Mario Núñez Izurriaga

Personal information
- Full name: Mario Núñez Izurriaga
- Date of birth: 1950
- Place of birth: Arequipa, Arequipa, Peru
- Position(s): Forward

Senior career*
- Years: Team / Apps / (Gls)
- 1966–1981: Sportivo Huracán

Managerial career
- 2008–2009: Sportivo Huracán

= Mario Núñez Izurriaga =

Peruvian footballer (born 1950)

Mario Núñez Izurriaga (born 1950) is a retired Peruvian football player and manager. Nicknamed "Ratín", he played as a forward for Sportivo Huracán throughout the 1970s, being recognized for being one of the primary contributors for the club reaching the top-flight of Peruvian football.

==Career==
Born in La Pampilla neighborhood of Arequipa, Núñez Izurriaga began his career by playing for Sportivo Huracán at the age of sixteen for the 1966 Tercera División with his uncle, Garrincha Portugal, also playing within Arequipa.

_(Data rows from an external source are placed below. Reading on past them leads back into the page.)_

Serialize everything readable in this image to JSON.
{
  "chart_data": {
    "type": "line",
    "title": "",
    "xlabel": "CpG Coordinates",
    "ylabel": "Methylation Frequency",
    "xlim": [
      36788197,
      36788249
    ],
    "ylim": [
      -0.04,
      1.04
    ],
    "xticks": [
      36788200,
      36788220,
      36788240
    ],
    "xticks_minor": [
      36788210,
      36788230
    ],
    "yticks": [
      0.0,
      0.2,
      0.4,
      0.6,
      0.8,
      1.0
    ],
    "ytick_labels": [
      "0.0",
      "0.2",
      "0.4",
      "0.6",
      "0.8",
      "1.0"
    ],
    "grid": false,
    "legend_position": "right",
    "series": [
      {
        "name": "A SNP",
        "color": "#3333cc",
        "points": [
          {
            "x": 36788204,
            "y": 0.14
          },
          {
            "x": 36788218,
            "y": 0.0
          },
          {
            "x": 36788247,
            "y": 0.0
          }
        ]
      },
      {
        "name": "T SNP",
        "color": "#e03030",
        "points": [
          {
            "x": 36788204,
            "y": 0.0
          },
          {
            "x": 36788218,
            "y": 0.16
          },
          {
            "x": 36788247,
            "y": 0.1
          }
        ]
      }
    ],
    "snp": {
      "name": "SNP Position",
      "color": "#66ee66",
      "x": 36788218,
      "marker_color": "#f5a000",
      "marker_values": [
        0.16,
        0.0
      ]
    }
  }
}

He obtained his nickname from 1966 FIFA World Cup Argentine captain Antonio Rattín as whilst he would be expulsed during the knockout match against England, Núñez would be expulsed three times throughout the tournament which led to his teammate Duilio Gonzales coining the nickname. Despite the club being one of the earliest to represent Arequipa, it had not seen a major promotion since its inception. Throughout his career, he would play with other players such as Peruvian international Julio Aparicio during the club's 1973 season in the 1973 Copa Perú. The club would end up winning the championship and for the first time in the club's history, play in the top flight of Peruvian football. Though the club would only play in the 1973 Torneo Descentralizado before it was relegated once more, it would prove to be a significant event in the history of the club as for the next couple of seasons, the club would find relative success including making the finals of the 1975 and 1981 Copa Perú. Núñez would continue play for Sportivo Huracán for the remainder of his career as despite several offers from Melgar to play for them, he personally wouldn't play the sport for monetary reasons.

==Later life==
He would later go on to return to his club of Sportivo Huracán for the 2008 and 2009 seasons as manager until being replaced by the Argentine nationalized Peruvian, Ariel Paz. Núñez Izurriaga later married Isabel Delgado and had two children with her: María Lourdes and Mario Núñez Delgado who would later become president of the club in 2022 as a part of the club's 95th anniversary. Núñez Izurriaga himself was present alongside other former players of the club.